Thursday, December 18, 2008

The New Book

The DSM-IV is the standard for diagnosing psychiatric disorders. It lists the disorders and what symptoms a patient needs to have to 'meet criteria' for that disorder. It reads a little like a Chinese Menu-- if you have one/two/however many symptoms from column A and a certain number of symptoms from column get the idea. What's interesting is that it's the Diagnostic and Statistical Manual of Mental Disorders, but there's nothing Statistical about it. The criteria are decided by committees, not by experiments or long-term studies that follow prognosis, not by response to medications, not by the presence or absence of a gene or chemical or abnormal brain structure. Yes, we talk about the genetic predisposition to illnesses and chemical imbalances, but they're all assumed (sometimes by rather strong evidence). We treat brain disorders, but we don't know the precise biological etiology of any psychiatric disorder. (Okay, Huntington's Disease, but that's considered a neurologic disorder that has associated psychiatric manifestations).

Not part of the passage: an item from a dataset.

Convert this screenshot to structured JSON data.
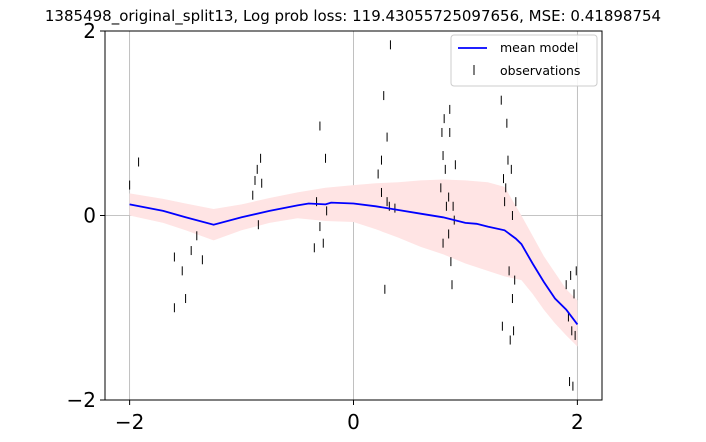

So the committees that define the disorders (not statistically) are faced with all kinds of issues, particularly around the inclusion or not of many the things we talk about here at Shrink Rap. Is criminal behavior a psychiatric disorder? Binge eating? Homosexuality (-- homosexuality was removed as a psychiatric disorder some time ago).

So what's a disorder (there are apparently 283 ways to be mentally disordered) and how do we arrive at these decisions? There's the politics of it all, there's insurance reimbursement implications, and I imagine the pharmaceutical companies care how the cards fall. The committee members have to limit their income from pharmaceutical companies during the process of DSM work. To further the controversies of it all, the process has been questioned in terms of how transparent it is and who has access to what goes on in the meetings.

In yesterday's New York Times, Benedict Carey address some of these issues in "Psychiatrists Revise the Book of Human Troubles:"

The scientists updating the manual have been meeting in small groups focusing on categories like mood disorders and substance abuse — poring over the latest scientific studies to clarify what qualifies as a disorder and what might distinguish one disorder from another. They have much more work to do, members say, before providing recommendations to a 28-member panel that will gather in closed meetings to make the final editorial changes.

Experts say that some of the most crucial debates are likely to include gender identity, diagnoses of illness involving children, and addictions like shopping and eating.

“Many of these are going to involve huge fights, I expect,” said Dr. Michael First, a professor of psychiatry at Columbia who edited the fourth edition of the manual but is not involved in the fifth.